Agreed. However, I'm specifically talking about tests that were carried out at 640x480 in 16-bit RGB.
The thing is that we never even reach the fill rate of either chipset on 680x0. The setup code (yes, after you've transformed your triangle list) is still expensive - there is a lot of steps required between reading a vertex array and writing the chip specific data. Then there is the physical bus speed which ultimately puts a wall on how fast the chip specific data can be fed to the GPU. On a system where your CPU power is very high, this last factor is decisive.

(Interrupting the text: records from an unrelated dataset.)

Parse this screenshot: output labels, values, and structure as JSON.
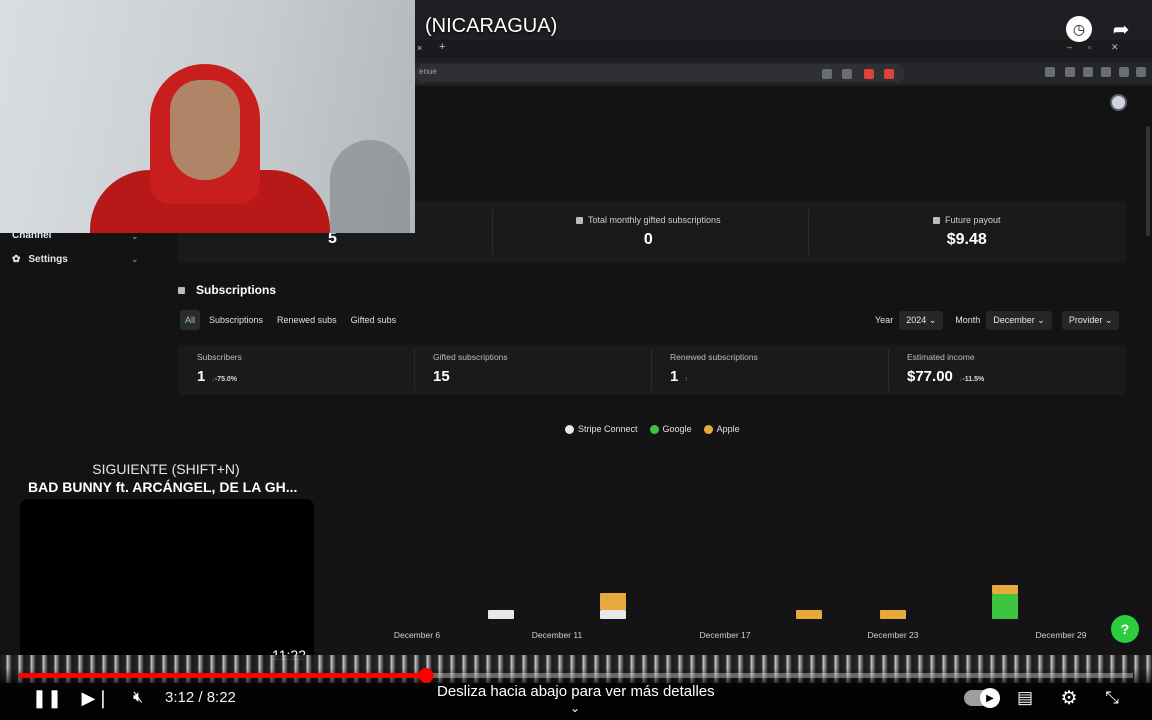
{
  "video": {
    "title": "(NICARAGUA)",
    "current_time": "3:12 / 8:22",
    "progress": 0.365,
    "swipe_hint": "Desliza hacia abajo para ver más detalles"
  },
  "up_next": {
    "kicker": "SIGUIENTE (SHIFT+N)",
    "title": "BAD BUNNY ft. ARCÁNGEL, DE LA GH...",
    "duration": "11:22"
  },
  "browser": {
    "address": "enue",
    "tab_close": "×",
    "tab_add": "+",
    "win_min": "–",
    "win_max": "▫",
    "win_close": "✕"
  },
  "sidebar": {
    "items": [
      {
        "label": "Channel"
      },
      {
        "label": "Settings"
      }
    ]
  },
  "summary": {
    "first_value": "5",
    "gifted_label": "Total monthly gifted subscriptions",
    "gifted_value": "0",
    "payout_label": "Future payout",
    "payout_value": "$9.48"
  },
  "subscriptions": {
    "title": "Subscriptions",
    "tabs": [
      "All",
      "Subscriptions",
      "Renewed subs",
      "Gifted subs"
    ],
    "filters": {
      "year_label": "Year",
      "year_value": "2024",
      "month_label": "Month",
      "month_value": "December",
      "provider_value": "Provider"
    },
    "metrics": [
      {
        "label": "Subscribers",
        "value": "1",
        "delta": "-75.0%"
      },
      {
        "label": "Gifted subscriptions",
        "value": "15",
        "delta": ""
      },
      {
        "label": "Renewed subscriptions",
        "value": "1",
        "delta": ""
      },
      {
        "label": "Estimated income",
        "value": "$77.00",
        "delta": "-11.5%"
      }
    ]
  },
  "colors": {
    "stripe": "#e8e8e8",
    "google": "#3ec43e",
    "apple": "#e7a93b",
    "accent_red": "#ff0000"
  },
  "chart_data": {
    "type": "bar",
    "legend": [
      "Stripe Connect",
      "Google",
      "Apple"
    ],
    "x_tick_labels": [
      "December 6",
      "December 11",
      "December 17",
      "December 23",
      "December 29"
    ],
    "categories": [
      "December 9",
      "December 11",
      "December 20",
      "December 23",
      "December 27"
    ],
    "series": [
      {
        "name": "Stripe Connect",
        "values": [
          1,
          1,
          0,
          0,
          0
        ]
      },
      {
        "name": "Google",
        "values": [
          0,
          0,
          0,
          0,
          3
        ]
      },
      {
        "name": "Apple",
        "values": [
          0,
          2,
          1,
          1,
          1
        ]
      }
    ]
  }
}
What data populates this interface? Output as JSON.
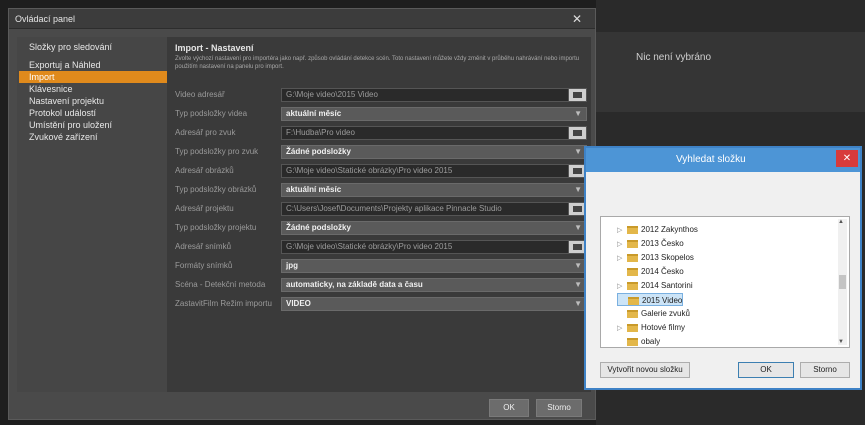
{
  "background": {
    "top_text": "",
    "nothing_selected": "Nic není vybráno"
  },
  "dialog": {
    "title": "Ovládací panel",
    "close": "✕",
    "nav": [
      {
        "label": "Složky pro sledování",
        "active": false
      },
      {
        "label": "Exportuj a Náhled",
        "active": false
      },
      {
        "label": "Import",
        "active": true
      },
      {
        "label": "Klávesnice",
        "active": false
      },
      {
        "label": "Nastavení projektu",
        "active": false
      },
      {
        "label": "Protokol událostí",
        "active": false
      },
      {
        "label": "Umístění pro uložení",
        "active": false
      },
      {
        "label": "Zvukové zařízení",
        "active": false
      }
    ],
    "panel": {
      "title": "Import - Nastavení",
      "description": "Zvolte výchozí nastavení pro importéra jako např. způsob ovládání detekce scén. Toto nastavení můžete vždy změnit v průběhu nahrávání nebo importu použitím nastavení na panelu pro import.",
      "rows": [
        {
          "label": "Video adresář",
          "type": "path",
          "value": "G:\\Moje video\\2015 Video"
        },
        {
          "label": "Typ podsložky videa",
          "type": "select",
          "value": "aktuální měsíc"
        },
        {
          "label": "Adresář pro zvuk",
          "type": "path",
          "value": "F:\\Hudba\\Pro video"
        },
        {
          "label": "Typ podsložky pro zvuk",
          "type": "select",
          "value": "Žádné podsložky"
        },
        {
          "label": "Adresář obrázků",
          "type": "path",
          "value": "G:\\Moje video\\Statické obrázky\\Pro video 2015"
        },
        {
          "label": "Typ podsložky obrázků",
          "type": "select",
          "value": "aktuální měsíc"
        },
        {
          "label": "Adresář projektu",
          "type": "path",
          "value": "C:\\Users\\Josef\\Documents\\Projekty aplikace Pinnacle Studio"
        },
        {
          "label": "Typ podsložky projektu",
          "type": "select",
          "value": "Žádné podsložky"
        },
        {
          "label": "Adresář snímků",
          "type": "path",
          "value": "G:\\Moje video\\Statické obrázky\\Pro video 2015"
        },
        {
          "label": "Formáty snímků",
          "type": "select",
          "value": "jpg"
        },
        {
          "label": "Scéna - Detekční metoda",
          "type": "select",
          "value": "automaticky, na základě data a času"
        },
        {
          "label": "ZastavitFilm Režim importu",
          "type": "select",
          "value": "VIDEO"
        }
      ]
    },
    "ok_label": "OK",
    "cancel_label": "Storno"
  },
  "folder_dialog": {
    "title": "Vyhledat složku",
    "close": "✕",
    "folders": [
      {
        "name": "2012 Zakynthos",
        "expandable": true,
        "selected": false
      },
      {
        "name": "2013 Česko",
        "expandable": true,
        "selected": false
      },
      {
        "name": "2013 Skopelos",
        "expandable": true,
        "selected": false
      },
      {
        "name": "2014 Česko",
        "expandable": false,
        "selected": false
      },
      {
        "name": "2014 Santorini",
        "expandable": true,
        "selected": false
      },
      {
        "name": "2015 Video",
        "expandable": false,
        "selected": true
      },
      {
        "name": "Galerie zvuků",
        "expandable": false,
        "selected": false
      },
      {
        "name": "Hotové filmy",
        "expandable": true,
        "selected": false
      },
      {
        "name": "obaly",
        "expandable": false,
        "selected": false
      }
    ],
    "new_folder_label": "Vytvořit novou složku",
    "ok_label": "OK",
    "cancel_label": "Storno"
  }
}
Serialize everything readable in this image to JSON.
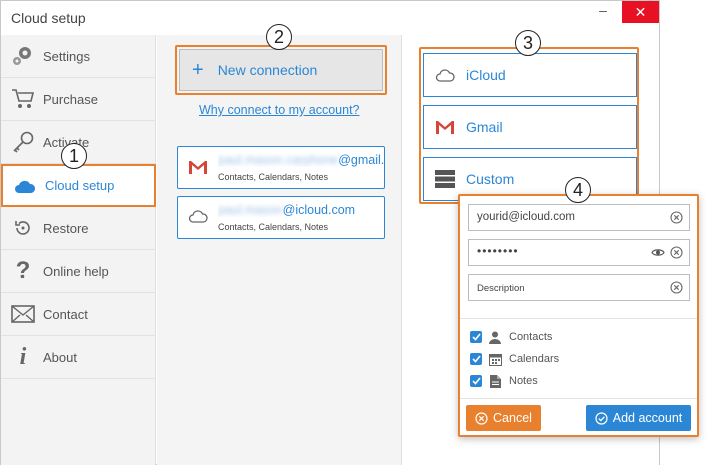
{
  "window": {
    "title": "Cloud setup"
  },
  "sidebar": {
    "items": [
      {
        "label": "Settings",
        "icon": "settings-icon"
      },
      {
        "label": "Purchase",
        "icon": "cart-icon"
      },
      {
        "label": "Activate",
        "icon": "key-icon"
      },
      {
        "label": "Cloud setup",
        "icon": "cloud-icon",
        "active": true
      },
      {
        "label": "Restore",
        "icon": "restore-icon"
      },
      {
        "label": "Online help",
        "icon": "question-icon"
      },
      {
        "label": "Contact",
        "icon": "envelope-icon"
      },
      {
        "label": "About",
        "icon": "info-icon"
      }
    ]
  },
  "middle": {
    "new_connection_label": "New connection",
    "why_link": "Why connect to my account?",
    "accounts": [
      {
        "email_suffix": "@gmail.com",
        "services": "Contacts, Calendars, Notes",
        "icon": "gmail-icon"
      },
      {
        "email_suffix": "@icloud.com",
        "services": "Contacts, Calendars, Notes",
        "icon": "cloud-icon"
      }
    ]
  },
  "right": {
    "services": [
      {
        "label": "iCloud",
        "icon": "cloud-outline-icon"
      },
      {
        "label": "Gmail",
        "icon": "gmail-icon"
      },
      {
        "label": "Custom",
        "icon": "server-icon"
      }
    ]
  },
  "popup": {
    "email_value": "yourid@icloud.com",
    "password_value": "••••••••",
    "description_value": "Description",
    "checkboxes": [
      {
        "label": "Contacts",
        "checked": true
      },
      {
        "label": "Calendars",
        "checked": true
      },
      {
        "label": "Notes",
        "checked": true
      }
    ],
    "cancel_label": "Cancel",
    "add_label": "Add account"
  },
  "callouts": [
    "1",
    "2",
    "3",
    "4"
  ],
  "colors": {
    "accent": "#2b87d6",
    "highlight": "#e8802d",
    "close": "#e81123"
  }
}
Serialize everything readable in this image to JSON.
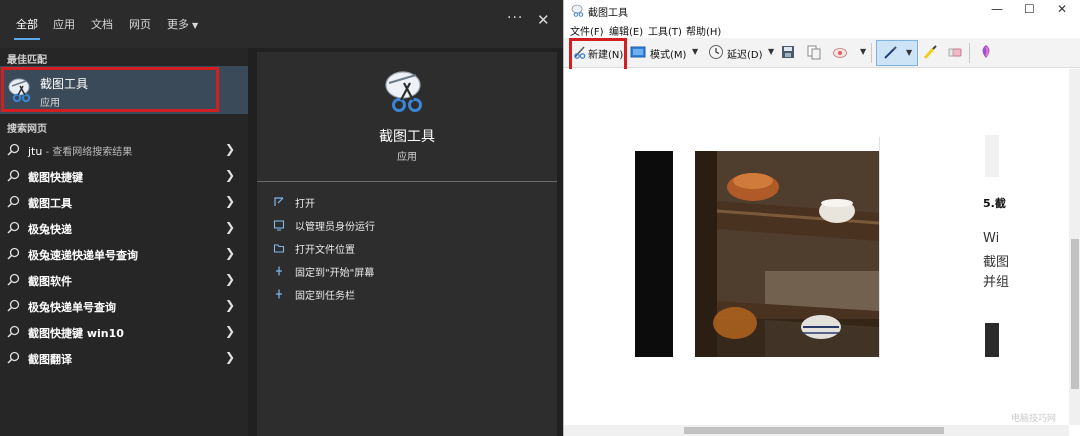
{
  "search": {
    "tabs": {
      "all": "全部",
      "apps": "应用",
      "docs": "文档",
      "web": "网页",
      "more": "更多"
    },
    "more_options": "···",
    "close": "✕",
    "best_match_label": "最佳匹配",
    "best_match": {
      "title": "截图工具",
      "subtitle": "应用"
    },
    "web_label": "搜索网页",
    "web_first": {
      "keyword": "jtu",
      "hint": " - 查看网络搜索结果"
    },
    "web_results": [
      "截图快捷键",
      "截图工具",
      "极兔快递",
      "极兔速递快递单号查询",
      "截图软件",
      "极兔快递单号查询",
      "截图快捷键 win10",
      "截图翻译"
    ],
    "preview": {
      "title": "截图工具",
      "subtitle": "应用",
      "actions": [
        "打开",
        "以管理员身份运行",
        "打开文件位置",
        "固定到\"开始\"屏幕",
        "固定到任务栏"
      ]
    }
  },
  "snip": {
    "title": "截图工具",
    "window_controls": {
      "minimize": "—",
      "maximize": "☐",
      "close": "✕"
    },
    "menu": [
      "文件(F)",
      "编辑(E)",
      "工具(T)",
      "帮助(H)"
    ],
    "toolbar": {
      "new": "新建(N)",
      "mode": "模式(M)",
      "delay": "延迟(D)"
    },
    "content": {
      "heading": "5.截",
      "lines": [
        "Wi",
        "截图",
        "并组"
      ]
    },
    "watermark": "电脑技巧网"
  },
  "colors": {
    "accent": "#5aa9ee",
    "highlight_red": "#d11f22",
    "selection": "#3b4a59"
  }
}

Imagine, for the sake of argument, each full vertex definition requires 32 bytes of data (coordinates, colour, texture coordinates, fog value etc).
There are 3 unique vertices per triangle. The Maximum write bandwidth of the BVision on a 25MHz 68040 is about 10M/s (was 18M/s on 060 which crucified the Mediator4000)
This gives us 10*1024*1024/32 = 327680 vertices/sec, which is 109227 triangles/sec limit. The Permedia2's delta unit can actually handle 800,000 triangles/sec as long as you can feed it quickly enough. Yes, the fill rate is low for the permedia2, only 43M/pix sec for fully shaded/textured/depth buffered (double that for non depth buffered) but in realistic applications you dont get close to this limit.
You can see, however, the P2 is already underutilised. You will only run into the fill rate limitation for large screen sizes, which due to the 8M RAM limit are impractical for 3D anyway.
The Voodoo3000, of course can handle way more than this. However, it too is limited by the physical bus speed (especially on 680x0/Mediator). Typical 68040 VRAM write speed is 7M/s on my loaned 28MHz 68040/Mediator1200/Voodoo3000 system. Thats already 30% lower than a slightly slower CPU on the BPPC.
Both cards are underutilised, but the voodoo is underutilised more than the Permedia2. Especially considering the voodoo hardware can do multitexturing in a single pass but is not yet supported at a driver level (to the best of my knowledge).